Rising interest rates and debt investment
One element of the current environment that real estate investors, both equity and debt, are watching very closely is interest rates. The 10-year Treasury rate has increased approximately 60 basis points since November 2016, though it continues to be low by historical standards. And the Federal Open Market Committee has signaled a willingness to raise the target federal funds rate, with many expecting three increases by the Fed in 2017.
In simple terms, when interest rates are going up, it is better — for the investor — to lend with a floating rate rather than a fixed rate. In addition, a rising interest-rate environment may cause cap rates to increase, leading to falling property valuations.
“In a rising-rate environment, investment in floating-rate debt can provide a hedge,” says Dean Dulchinos, real estate portfolio manager at Barings Real Estate Advisers. “And likewise in a falling-rate environment, which we were in right after the global financial crisis, an investment in fixed-rate debt can provide a way to lock in higher returns for debt investors.”
Fung notes a real estate debt component can be adaptable to floating and fixed rates. “If you have a rising-rate environment, you can craft or invest in real estate debt that is floating rate, so you are hedged,” says Drew Fung, managing director and head of debt investment with Clarion Partners. In addition, debt investors have some cushion, in the form of equity subordination, in a market where values are declining.
“In a floating-rate portfolio, rising rates will benefit debt investors.
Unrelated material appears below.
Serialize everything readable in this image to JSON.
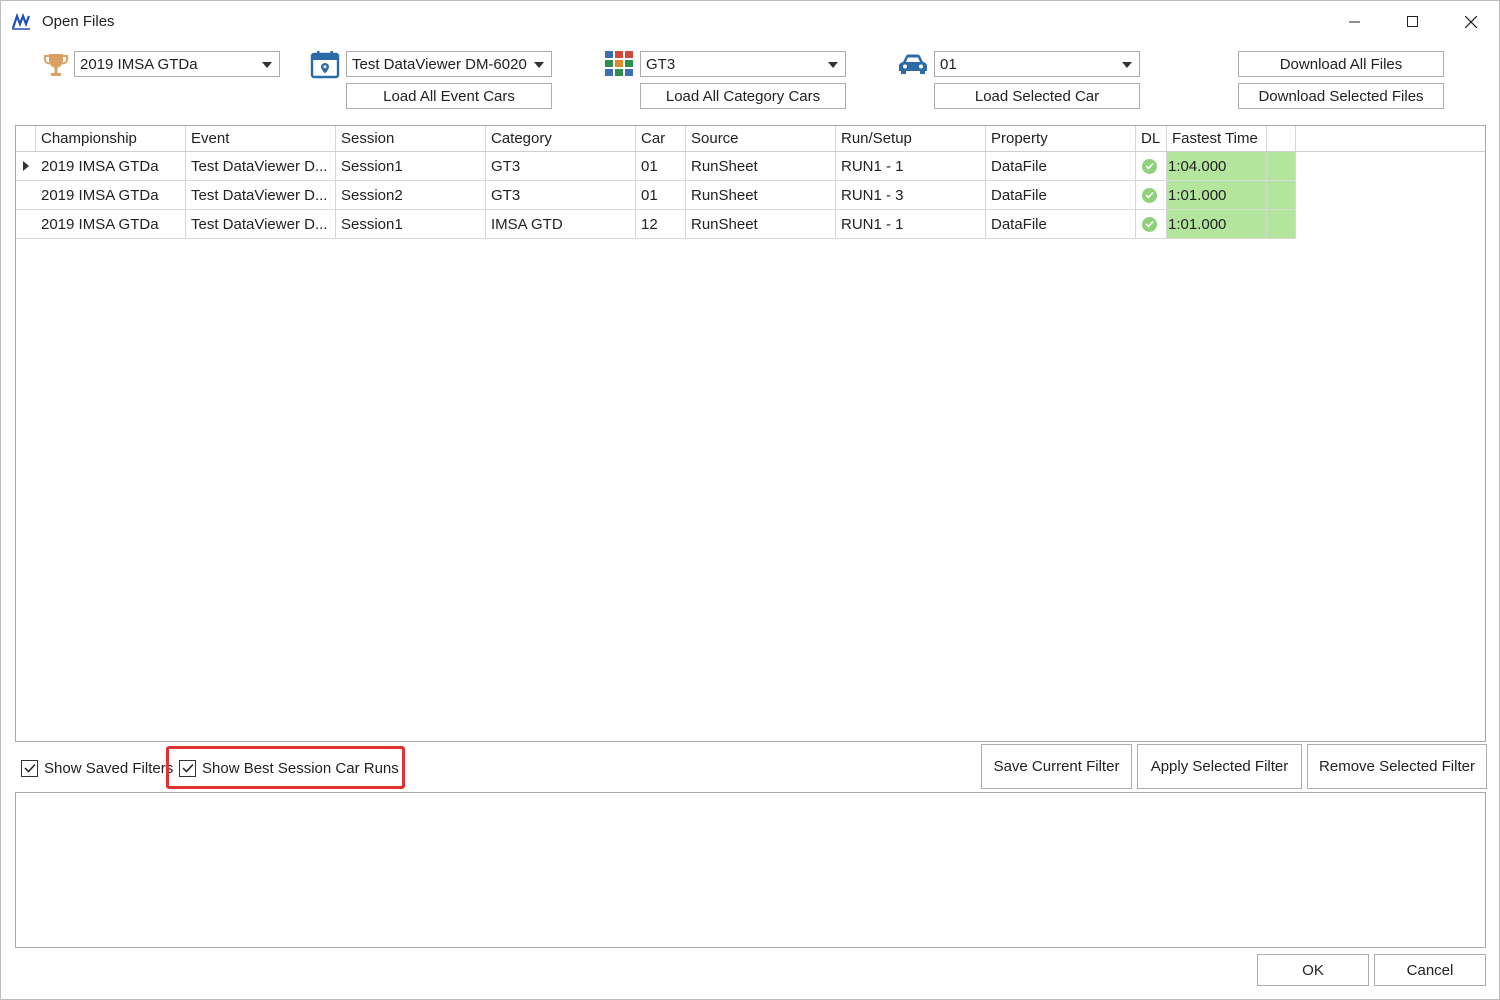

Since rising rates — and corresponding rising cap rates — are likely to have the opposite effect on equity investors, having debt in the portfolio is a logical ‘hedge’,” agrees Ryan Krauch, principal of Mesa West Capital.
According to Bert Crouch, managing director at Invesco Real Estate, the effect of rising interest rates will be fairly binary, depending on the type of strategy being employed. “Simply put, rising rates will positively benefit the return profile of short-term floating-rate credit origination strategies, with the caveat that debt-service coverage ratios will potentially be impacted,” says Crouch. “On the other hand, long-term fixed-rate strategies would be significantly impacted by increasing rates given the adverse mark-to-market implications. Private lenders relying on debt-on-debt leverage to achieve their target returns may also be negatively affected, especially relative to those co-originating subordinate debt with senior lenders.”
One concern of a rising-rate environment is whether it will affect property values negatively. “Commercial real estate has historically acted as a portfolio inflation hedge, due to the ability to reset rents upward in an inflationary environment,” says Crouch. “Cap rates do not move in lockstep with interest rates, nor does private real estate move in lockstep with the public markets. Accordingly, simply targeting well-collateralized floating-rate loans in supply-constrained submarkets will provide for rising income yields, while limiting adverse exposure to collateral value decreases as Treasury rates potentially rise.”
“Yes, cap rates are nominally low in a historic context, but the spread differential between nominal cap rates and Treasuries is wide in a historical context,” says Tom Mattinson, executive vice president at Quadrant Real Estate Advisors. Therefore, he expects some elasticity as interest rates rise and for cap rates to continue to hold relatively firm. In addition, he notes, commercial real estate is still viewed as a safe haven asset class by both domestic and offshore investors.
In fact, interest rates may need to rise significantly to have an impact on property values.
“In our view, interest rates would have to move an additional 100 basis points from their current 2.5 percent to 2.6 percent range before all risk assets, including real estate, begin to materially reprice,” says Michael Roch, managing director and senior portfolio manager with MetLife Investment Management’s Real Estate Debt Strategies Group. He adds, for a commercial loan underwritten at 65 percent leverage, collateral values must fall 35 percent or more before the commercial mortgage holder is affected. “The most severe stress in the past 40 years came during the 2007–2008 global financial crisis, during which property values fell 32 percent from peak to trough,” explains Roch. “Yet, even when factoring in such stress, a decline in values does not necessarily mean a default if the property is generating sufficient cash flow to pay its commercial mortgage loan debt service.”
“We’ve been in this prolonged, very low interest-rate environment at a time when economic growth has been OK but not off the charts. It has ultimately been the drug we’ve all become addicted to,” says Mattinson, “but we have to get back to a more normalized interest-rate environment that is higher than what we are in today but that, at the same time, is supported by genuinely good fundamental economic growth. And in this scenario, the market will experience rising net operating income, which is a positive for property values.”